Em 1974, quando a Guerrilha do Araguaia foi desmantelada, nenhum Serviço de Inteligência, em todo o mundo, teria coragem de vaticinar que 14 anos depois o povo cativo da Europa Oriental, nas ruas, com um mínimo de sangue, mas com muito suor e lágrimas, derrubaria o socialismo real, cujo modelo a esquerda radicalizada tupiniquim deseja importar para o Brasil. Tampouco que logo depois, em dezembro de 1991, a bandeira vermelha com a foice e o martelo seria arriada definitivamente do Kremlin, marcando o fim da Pátria do Socialismo e o encerramento de uma era histórica.
No Brasil, os terroristas, assaltantes de bancos, de casas comerciais, e até de residências, os "justiçadores" de companheiros, os seqüestradores de autoridades e de aviões, portadores da "verdade científica" do marxismo-leninismo-stalinismo-trotskismo-pensamento de Mao-Tsetung e Henver Hoxa, foram anistiados. Anistia significa esquecimento. Prova do esquecimento é o fato de que, hoje, alguns estão no Poder, em órgãos do Executivo e do Legislativo. Alguns são ou foram governadores e prefeitos.
Todavia, uma minoria desses ex-terroristas, apoiada por alguns políticos e por órgãos reconhecidamente infiltrados por comunistas (a expressão correta seria: pelos ainda comunistas), buscam promover o 'julgamento' público, num ato explícito de revanchismo, daqueles que, constitucionalmente, os combateram, defendendo a Pátria. Nesse sentido, promovem eventos de 'denúncia de torturadores', na tentativa de derrotarem, hoje, por outros meios - ditos pacíficos - os que os derrotaram.
Nenhuma alusão, no entanto, é feita, por ninguém, aos que perderam suas vidas em decorrência da violência armada que as esquerdas declararam ao regime. Seus nomes não são recordados; suas famílias não promovem passeatas; nada reclamam da Pátria e nada reivindicam ao Estado e a seus governantes, a não ser um mínimo de coerência.

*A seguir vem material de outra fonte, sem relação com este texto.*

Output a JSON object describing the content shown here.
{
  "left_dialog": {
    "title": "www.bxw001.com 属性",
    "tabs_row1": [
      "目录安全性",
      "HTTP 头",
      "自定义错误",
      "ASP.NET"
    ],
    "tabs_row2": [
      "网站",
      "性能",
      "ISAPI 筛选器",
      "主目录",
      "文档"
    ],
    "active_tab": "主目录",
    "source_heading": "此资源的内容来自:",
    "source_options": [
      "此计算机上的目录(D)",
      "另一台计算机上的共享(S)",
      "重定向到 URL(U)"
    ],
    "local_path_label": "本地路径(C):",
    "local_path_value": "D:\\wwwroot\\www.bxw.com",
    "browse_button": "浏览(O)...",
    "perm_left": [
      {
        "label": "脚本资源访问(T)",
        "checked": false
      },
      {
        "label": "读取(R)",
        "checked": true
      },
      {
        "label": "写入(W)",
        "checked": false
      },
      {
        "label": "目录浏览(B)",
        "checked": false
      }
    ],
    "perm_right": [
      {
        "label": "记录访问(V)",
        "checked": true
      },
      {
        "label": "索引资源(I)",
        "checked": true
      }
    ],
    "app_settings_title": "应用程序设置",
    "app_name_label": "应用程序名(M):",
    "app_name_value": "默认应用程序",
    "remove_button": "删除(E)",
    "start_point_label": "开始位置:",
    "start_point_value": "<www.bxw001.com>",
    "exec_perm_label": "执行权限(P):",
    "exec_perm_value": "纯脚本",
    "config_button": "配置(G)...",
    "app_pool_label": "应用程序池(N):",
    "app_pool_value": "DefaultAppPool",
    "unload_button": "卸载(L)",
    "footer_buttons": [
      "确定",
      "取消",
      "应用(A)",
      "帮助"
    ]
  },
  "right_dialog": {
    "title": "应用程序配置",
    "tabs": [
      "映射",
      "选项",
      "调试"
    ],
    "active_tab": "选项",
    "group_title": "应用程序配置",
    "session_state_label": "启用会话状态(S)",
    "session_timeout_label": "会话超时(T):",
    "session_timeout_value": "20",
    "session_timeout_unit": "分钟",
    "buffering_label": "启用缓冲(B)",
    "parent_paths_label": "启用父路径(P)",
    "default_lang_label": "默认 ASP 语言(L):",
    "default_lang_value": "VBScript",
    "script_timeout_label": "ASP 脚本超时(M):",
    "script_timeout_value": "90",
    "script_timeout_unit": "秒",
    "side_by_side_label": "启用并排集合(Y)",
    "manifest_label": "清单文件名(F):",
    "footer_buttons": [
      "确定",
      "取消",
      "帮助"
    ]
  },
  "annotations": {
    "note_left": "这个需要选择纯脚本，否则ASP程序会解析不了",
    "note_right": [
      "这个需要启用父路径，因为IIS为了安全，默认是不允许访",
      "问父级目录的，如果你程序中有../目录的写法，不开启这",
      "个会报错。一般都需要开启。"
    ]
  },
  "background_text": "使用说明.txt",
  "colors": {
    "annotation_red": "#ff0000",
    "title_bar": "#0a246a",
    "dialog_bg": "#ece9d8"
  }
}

Esses nomes não devem ser esquecidos, desde o primeiro, Carlos Argemiro Camargo, sargento do Exército, morto por um grupo de terroristas comandados pelo coronel reformado do Exército Jefferson Cardim de Alencar Osório, em 28 de março de 1966, no Paraná, até o último, Otávio Gonçalves Moreira Junior, delegado da polícia de São Paulo, em férias no Rio de Janeiro, metralhado em Copacabana, ao sair da praia, por terroristas da ALN, PCBR e VAR-PALMARES, em 25 de fevereiro de 1973.
Durante as operações desenvolvidas na guerra suja do Araguaia, por cerca de 2 anos, para debelar a guerrilha que o PC do B tentou implantar na região, as Forças Armadas sofreram 9 baixas. Antes da morte de qualquer guerrilheiro, dois militares foram mortos: sargento Mario Ibrahim da Silva e cabo Odílio Cruz Rosa; posteriormente um outro desapareceu - soldado Francisco Valdir de Paula -; e 6 foram feridos (três Oficiais, dois Sargentos e um Cabo). Estes terão seus nomes preservados.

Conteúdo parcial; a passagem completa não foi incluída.